Grilled Chicken Bacon Ranch Salad, Make Your own Yogurt Ranch Dressing

Grilled chicken breast marinated in homemade yogurt ranch dressing, wrapped in bacon and tossed with fresh spinach, avocado, and tomatoes. Drizzle more yogurt ranch dressing for a main meal salad inspired by a California Club sandwich.

Grilled Chicken Bacon Ranch Salad with Spinach and Avocado

This is a low carb, whole food meal with healthy substitutions of low-fat Greek yogurt dressing, no nitrate bacon and skinless chicken breasts.

Feeling spicy?
Make chipotle pepper ranch dressing by adding 1/2 to 1 chipotle pepper and a teaspoon of adobe sauce. Heat it up!

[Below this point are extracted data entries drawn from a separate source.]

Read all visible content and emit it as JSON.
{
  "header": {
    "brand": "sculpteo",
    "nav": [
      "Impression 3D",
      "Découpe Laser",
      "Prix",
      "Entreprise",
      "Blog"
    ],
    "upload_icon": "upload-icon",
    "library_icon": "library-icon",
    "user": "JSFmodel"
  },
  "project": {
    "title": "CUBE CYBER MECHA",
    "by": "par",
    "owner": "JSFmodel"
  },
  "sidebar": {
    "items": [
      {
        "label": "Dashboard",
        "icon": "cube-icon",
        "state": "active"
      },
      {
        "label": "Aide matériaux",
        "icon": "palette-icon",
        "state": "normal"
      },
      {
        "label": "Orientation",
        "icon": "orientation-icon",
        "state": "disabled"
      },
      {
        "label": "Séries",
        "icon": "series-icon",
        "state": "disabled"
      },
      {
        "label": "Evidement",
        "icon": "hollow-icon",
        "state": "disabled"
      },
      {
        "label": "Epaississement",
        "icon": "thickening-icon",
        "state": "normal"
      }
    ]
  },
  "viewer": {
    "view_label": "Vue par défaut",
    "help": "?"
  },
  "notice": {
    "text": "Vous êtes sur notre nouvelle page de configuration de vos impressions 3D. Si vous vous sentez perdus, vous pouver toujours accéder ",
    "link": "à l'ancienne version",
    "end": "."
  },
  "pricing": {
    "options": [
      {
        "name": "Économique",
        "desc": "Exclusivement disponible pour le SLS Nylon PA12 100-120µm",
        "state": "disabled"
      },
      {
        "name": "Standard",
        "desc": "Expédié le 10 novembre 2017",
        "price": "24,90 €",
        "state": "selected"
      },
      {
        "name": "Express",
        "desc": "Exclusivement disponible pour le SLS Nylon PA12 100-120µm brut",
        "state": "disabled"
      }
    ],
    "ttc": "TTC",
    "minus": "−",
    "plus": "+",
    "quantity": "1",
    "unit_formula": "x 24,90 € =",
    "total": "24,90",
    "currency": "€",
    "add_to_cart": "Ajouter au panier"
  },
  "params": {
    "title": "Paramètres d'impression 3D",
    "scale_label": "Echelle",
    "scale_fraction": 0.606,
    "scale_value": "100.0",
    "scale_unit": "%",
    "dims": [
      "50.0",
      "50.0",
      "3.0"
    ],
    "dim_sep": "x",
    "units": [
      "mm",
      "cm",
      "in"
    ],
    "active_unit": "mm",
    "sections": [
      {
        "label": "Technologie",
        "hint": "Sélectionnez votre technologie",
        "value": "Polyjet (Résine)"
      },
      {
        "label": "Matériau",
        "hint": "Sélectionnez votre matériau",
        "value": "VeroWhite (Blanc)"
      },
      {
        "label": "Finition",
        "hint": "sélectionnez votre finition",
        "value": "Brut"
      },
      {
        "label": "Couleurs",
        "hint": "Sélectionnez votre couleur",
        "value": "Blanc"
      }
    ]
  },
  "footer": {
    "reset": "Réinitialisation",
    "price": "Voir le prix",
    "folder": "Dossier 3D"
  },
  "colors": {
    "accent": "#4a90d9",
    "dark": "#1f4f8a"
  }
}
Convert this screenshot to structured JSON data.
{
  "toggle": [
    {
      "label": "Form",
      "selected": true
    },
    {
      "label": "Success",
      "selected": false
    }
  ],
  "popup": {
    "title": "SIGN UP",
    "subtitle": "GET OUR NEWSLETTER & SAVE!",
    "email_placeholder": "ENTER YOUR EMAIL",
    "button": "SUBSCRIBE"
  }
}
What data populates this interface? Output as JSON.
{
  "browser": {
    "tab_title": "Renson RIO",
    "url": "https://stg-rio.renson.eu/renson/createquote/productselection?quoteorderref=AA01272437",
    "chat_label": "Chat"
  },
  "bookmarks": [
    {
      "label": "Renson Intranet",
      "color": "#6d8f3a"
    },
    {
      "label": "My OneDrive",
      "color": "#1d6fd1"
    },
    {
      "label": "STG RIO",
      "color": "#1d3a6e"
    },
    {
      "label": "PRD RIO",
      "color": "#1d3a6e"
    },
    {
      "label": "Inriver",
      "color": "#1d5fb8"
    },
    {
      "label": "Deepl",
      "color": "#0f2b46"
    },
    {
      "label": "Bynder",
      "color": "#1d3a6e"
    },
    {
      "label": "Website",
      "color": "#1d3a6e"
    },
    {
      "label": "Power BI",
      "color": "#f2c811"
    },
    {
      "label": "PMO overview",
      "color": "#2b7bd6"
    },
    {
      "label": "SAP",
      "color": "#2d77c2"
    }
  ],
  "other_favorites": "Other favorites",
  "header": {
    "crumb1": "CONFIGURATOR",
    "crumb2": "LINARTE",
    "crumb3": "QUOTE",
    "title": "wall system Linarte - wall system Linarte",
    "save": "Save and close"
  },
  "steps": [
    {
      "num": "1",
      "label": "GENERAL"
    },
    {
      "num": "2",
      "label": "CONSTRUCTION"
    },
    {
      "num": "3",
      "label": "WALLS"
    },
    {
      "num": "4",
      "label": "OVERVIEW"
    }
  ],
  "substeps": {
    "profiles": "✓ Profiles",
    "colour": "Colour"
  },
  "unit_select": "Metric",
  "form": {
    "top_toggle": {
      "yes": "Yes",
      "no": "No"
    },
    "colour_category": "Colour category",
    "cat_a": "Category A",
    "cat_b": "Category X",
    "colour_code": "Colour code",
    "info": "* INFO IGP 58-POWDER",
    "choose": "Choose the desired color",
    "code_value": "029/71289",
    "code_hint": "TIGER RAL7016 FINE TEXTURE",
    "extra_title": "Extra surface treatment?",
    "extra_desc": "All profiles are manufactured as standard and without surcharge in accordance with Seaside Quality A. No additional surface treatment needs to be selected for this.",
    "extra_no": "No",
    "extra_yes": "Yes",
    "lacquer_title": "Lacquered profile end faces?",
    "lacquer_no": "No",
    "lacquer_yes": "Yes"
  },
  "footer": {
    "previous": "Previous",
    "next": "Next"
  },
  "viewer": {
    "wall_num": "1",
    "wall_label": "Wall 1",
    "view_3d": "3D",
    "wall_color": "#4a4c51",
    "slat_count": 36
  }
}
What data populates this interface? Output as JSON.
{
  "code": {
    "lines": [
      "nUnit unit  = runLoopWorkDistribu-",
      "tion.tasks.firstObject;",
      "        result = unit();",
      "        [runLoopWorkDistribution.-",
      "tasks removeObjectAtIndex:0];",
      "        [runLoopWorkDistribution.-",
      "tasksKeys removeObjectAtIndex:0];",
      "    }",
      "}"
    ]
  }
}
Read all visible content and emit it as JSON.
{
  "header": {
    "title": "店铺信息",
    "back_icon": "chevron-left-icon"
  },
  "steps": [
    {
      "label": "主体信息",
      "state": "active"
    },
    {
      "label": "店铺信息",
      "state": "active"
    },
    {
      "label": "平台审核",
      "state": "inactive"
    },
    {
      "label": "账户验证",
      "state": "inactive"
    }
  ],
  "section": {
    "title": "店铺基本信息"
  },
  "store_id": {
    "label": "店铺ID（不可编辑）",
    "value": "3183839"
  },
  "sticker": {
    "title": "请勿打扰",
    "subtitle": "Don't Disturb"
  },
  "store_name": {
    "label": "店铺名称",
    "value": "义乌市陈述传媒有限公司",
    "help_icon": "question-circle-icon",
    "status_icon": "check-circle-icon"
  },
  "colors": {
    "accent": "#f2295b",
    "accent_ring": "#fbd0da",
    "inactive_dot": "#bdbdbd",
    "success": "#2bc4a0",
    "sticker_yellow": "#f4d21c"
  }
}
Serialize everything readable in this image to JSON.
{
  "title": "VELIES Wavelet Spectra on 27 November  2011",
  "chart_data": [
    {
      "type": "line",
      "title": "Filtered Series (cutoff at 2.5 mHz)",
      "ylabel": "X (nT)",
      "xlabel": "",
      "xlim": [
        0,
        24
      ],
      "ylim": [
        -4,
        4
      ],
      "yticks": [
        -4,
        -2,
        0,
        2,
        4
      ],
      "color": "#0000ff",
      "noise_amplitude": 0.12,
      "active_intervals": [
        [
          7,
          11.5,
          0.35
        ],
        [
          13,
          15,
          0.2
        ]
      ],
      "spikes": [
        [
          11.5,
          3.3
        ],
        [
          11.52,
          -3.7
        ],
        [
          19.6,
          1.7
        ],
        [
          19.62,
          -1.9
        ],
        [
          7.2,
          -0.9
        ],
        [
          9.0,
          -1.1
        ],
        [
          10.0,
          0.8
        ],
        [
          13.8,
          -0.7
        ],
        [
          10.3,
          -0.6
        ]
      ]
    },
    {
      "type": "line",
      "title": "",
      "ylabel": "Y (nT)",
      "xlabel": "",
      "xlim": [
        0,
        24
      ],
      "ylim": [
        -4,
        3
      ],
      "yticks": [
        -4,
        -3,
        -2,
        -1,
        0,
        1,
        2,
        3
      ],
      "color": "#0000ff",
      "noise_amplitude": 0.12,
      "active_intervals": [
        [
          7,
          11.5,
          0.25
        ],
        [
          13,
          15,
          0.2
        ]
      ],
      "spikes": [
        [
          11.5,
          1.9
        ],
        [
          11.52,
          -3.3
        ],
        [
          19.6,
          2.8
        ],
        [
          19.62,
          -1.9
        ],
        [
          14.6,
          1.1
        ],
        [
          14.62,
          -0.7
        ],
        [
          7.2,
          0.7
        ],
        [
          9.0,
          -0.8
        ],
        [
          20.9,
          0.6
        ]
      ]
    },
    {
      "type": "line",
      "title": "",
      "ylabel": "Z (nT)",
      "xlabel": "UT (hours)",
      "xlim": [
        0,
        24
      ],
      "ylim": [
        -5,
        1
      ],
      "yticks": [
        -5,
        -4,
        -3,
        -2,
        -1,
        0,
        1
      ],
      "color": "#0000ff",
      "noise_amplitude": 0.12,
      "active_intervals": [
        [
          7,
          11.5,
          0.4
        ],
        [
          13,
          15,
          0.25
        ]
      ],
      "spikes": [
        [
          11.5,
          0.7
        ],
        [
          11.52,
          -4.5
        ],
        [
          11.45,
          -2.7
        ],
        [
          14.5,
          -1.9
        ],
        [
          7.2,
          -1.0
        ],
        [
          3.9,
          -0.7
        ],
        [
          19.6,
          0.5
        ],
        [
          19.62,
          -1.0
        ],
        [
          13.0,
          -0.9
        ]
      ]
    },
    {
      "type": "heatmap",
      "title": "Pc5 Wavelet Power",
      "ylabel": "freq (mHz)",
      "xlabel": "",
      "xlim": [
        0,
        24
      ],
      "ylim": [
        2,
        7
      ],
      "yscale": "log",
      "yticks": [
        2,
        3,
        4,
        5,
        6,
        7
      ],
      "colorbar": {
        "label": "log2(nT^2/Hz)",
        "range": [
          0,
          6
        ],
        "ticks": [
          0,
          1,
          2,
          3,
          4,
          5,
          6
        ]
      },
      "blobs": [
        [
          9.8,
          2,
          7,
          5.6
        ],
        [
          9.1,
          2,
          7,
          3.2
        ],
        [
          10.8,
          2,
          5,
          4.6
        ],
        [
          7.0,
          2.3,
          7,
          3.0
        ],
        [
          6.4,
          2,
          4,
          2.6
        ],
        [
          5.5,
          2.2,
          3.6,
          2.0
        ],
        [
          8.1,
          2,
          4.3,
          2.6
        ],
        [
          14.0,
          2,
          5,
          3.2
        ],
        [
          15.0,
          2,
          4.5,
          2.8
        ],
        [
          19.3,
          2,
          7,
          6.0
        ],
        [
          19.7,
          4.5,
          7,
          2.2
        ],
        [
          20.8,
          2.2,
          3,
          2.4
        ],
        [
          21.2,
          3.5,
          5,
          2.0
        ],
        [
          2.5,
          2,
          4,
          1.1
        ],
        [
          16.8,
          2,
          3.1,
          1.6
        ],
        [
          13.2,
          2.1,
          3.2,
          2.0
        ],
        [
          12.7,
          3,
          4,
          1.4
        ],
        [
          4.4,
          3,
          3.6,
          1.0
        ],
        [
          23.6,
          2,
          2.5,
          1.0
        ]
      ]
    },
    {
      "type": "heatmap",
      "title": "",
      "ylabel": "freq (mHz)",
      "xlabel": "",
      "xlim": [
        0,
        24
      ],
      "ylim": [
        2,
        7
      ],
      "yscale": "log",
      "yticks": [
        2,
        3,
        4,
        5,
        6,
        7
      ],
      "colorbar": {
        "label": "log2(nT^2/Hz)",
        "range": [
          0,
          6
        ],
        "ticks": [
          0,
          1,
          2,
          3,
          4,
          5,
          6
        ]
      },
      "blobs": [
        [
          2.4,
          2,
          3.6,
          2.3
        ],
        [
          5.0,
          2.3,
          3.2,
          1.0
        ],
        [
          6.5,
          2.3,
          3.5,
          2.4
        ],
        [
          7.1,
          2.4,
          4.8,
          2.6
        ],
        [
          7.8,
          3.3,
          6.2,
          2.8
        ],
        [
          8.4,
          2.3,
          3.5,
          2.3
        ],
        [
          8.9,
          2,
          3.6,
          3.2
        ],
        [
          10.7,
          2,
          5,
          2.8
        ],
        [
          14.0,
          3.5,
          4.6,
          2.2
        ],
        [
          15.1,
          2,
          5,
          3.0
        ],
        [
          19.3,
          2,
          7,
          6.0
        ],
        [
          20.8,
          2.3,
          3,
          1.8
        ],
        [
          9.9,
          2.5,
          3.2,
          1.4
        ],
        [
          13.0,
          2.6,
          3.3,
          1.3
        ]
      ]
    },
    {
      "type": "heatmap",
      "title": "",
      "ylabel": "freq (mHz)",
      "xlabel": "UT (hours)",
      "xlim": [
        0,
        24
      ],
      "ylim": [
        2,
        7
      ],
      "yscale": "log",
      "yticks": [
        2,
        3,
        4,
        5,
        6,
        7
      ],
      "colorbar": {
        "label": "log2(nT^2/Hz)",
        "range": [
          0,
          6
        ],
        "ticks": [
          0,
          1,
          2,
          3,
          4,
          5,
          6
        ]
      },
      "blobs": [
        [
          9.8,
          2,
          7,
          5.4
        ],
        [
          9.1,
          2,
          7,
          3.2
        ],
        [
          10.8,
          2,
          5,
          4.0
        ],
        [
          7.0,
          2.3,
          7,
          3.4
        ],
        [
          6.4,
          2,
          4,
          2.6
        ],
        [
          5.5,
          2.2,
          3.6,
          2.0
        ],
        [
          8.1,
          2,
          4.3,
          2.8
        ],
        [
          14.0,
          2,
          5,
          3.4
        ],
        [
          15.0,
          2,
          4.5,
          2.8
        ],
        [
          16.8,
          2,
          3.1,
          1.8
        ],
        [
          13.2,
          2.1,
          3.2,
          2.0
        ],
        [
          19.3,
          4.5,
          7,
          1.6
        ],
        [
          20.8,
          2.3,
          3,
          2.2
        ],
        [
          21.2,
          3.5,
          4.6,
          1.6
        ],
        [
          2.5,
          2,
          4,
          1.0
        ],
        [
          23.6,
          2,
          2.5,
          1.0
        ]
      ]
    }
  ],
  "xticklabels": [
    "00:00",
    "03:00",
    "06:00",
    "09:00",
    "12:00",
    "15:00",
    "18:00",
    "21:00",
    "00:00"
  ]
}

I’m sharing my salad at Fiesta Friday.

Grilled Chicken Bacon Ranch Salad

July 28, 2017
: 4
: 15 min
: 20 min
: Easy

Grilled chicken breasts marinated in yogurt ranch dressing and wrapped in bacon. Serve over salad greens and avocado for a main meal salad.

By:

Ingredients
  • 2 chicken breast halves
  • 4 bacon slices, nitrate free
  • 1 avocado, sliced
  • 1 tomato, sliced
  • 4 cups salad greens, any combination, spinach, kale, arugula, romaine lettuce
  • 1/2 cup plain 2% or fat-free yogurt
  • 1/2 cup mayonnaise
  • 2 teaspoons minced shallot or green onion
  • 1 teaspoon dried dill weed
  • 1 tablespoon fresh or dried parsley
  • 1 teaspoon garlic powder
  • 1/4 teaspoon sea salt
  • 1/4 teaspoon ground black pepper
Directions
  • Step 1 Slice each chicken breasts length wise into two pieces. Mix yogurt, mayonnaise and seasonings for the marinade and dressing. Place 1/2 cup of dressing/marinade over chicken breasts and marinade 2-24 hours.
  • Step 2 Remove chicken from marinade and discard marinade. Pre-cook bacon in the microwave for 2 minutes, discard bacon fat. Wrap each breast in a slice of bacon. Grill chicken and bacon on medium heat until chicken is cooked through, about 15 minutes, carefully turning once.
  • Step 3 Assemble salad greens in a serving bowl or platter. Top with avocado and tomato slices. Slice chicken breasts and assemble over salad greens. Drizzle with remaining yogurt ranch dressing. Serve immediately while chicken is warm.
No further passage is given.